The judges recommended defining a hate or extremist group by a set of principles or statements from a group’s leaders or members that demonstrates it supports activities promoting “the use of threats, force, violence or criminal activity … against a local, state or federal entity or the officials of such an entity,” as well as “depriving or attempting to deprive individuals of their civil rights” under the Minnesota or U.S. constitutions.
Groups that advocate “for differences in the right to vote, speak, assemble, travel or maintain citizenship based on a person’s perceived race, color, creed, religion, national origin, disability, sex, sexual orientation, gender identity, public assistance status or any protected class as defined in Minnesota statutes or federal law” will also be included under the barred groups.

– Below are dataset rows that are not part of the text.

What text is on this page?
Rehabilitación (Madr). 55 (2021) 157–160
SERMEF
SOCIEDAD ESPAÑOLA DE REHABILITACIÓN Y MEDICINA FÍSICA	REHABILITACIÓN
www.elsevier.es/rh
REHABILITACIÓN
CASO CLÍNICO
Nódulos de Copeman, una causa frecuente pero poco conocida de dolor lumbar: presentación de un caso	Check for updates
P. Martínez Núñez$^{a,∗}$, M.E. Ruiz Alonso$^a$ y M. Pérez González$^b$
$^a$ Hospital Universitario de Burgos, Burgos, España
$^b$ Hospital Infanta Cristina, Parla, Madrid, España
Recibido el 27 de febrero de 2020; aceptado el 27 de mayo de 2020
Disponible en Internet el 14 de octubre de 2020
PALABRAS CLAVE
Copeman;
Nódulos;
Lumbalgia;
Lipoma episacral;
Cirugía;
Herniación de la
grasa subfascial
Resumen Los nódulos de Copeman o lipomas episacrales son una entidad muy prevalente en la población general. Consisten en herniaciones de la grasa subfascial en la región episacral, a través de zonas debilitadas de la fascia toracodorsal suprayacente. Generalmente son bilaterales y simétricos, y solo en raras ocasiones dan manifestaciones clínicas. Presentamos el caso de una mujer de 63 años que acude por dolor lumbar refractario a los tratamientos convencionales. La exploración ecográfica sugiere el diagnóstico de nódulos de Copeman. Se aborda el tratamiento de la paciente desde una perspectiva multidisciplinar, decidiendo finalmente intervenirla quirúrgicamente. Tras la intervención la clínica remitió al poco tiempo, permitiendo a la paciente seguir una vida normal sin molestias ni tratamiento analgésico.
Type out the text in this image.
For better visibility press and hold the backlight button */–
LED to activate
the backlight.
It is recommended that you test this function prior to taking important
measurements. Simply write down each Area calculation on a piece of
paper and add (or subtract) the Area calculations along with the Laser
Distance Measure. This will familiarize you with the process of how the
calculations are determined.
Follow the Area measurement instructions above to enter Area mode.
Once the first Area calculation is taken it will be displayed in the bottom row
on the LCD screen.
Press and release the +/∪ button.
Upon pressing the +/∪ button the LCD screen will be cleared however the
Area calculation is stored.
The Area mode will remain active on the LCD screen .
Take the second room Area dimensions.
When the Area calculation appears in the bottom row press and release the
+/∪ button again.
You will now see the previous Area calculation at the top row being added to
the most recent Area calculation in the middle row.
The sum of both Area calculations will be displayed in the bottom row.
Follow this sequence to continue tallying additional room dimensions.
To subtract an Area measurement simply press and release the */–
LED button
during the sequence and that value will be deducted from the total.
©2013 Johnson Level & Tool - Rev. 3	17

In addition, the rules ban the dissemination of materials promoting the use of threats, force, violence or criminal and seditious activity.
Furthermore, those who engage in cyber or social media posts, chats and forums or display insignia, colors, tattoos, hand signs, slogans or codes that may be associated with a group would also be barred from law enforcement work.
POST Board chair Kelly McCarthy said she agreed with the judges’ recommendations.
“Our rules should mirror our policies, and so when you look at the threats we face as a country and as a profession, extremism is at the top of the list,” she said.
Chuck Wexler, executive director of the Police Executive Research Forum, said the POST’s rules are becoming prevalent among departments across the country.
“Departments are very concerned about hiring anyone who has any ties to extremist groups,” he said.
McCarthy also said that under the new rules, the POST board would launch investigations if officers are alleged to belong to an extremist group that could jeopardize their peace officer license.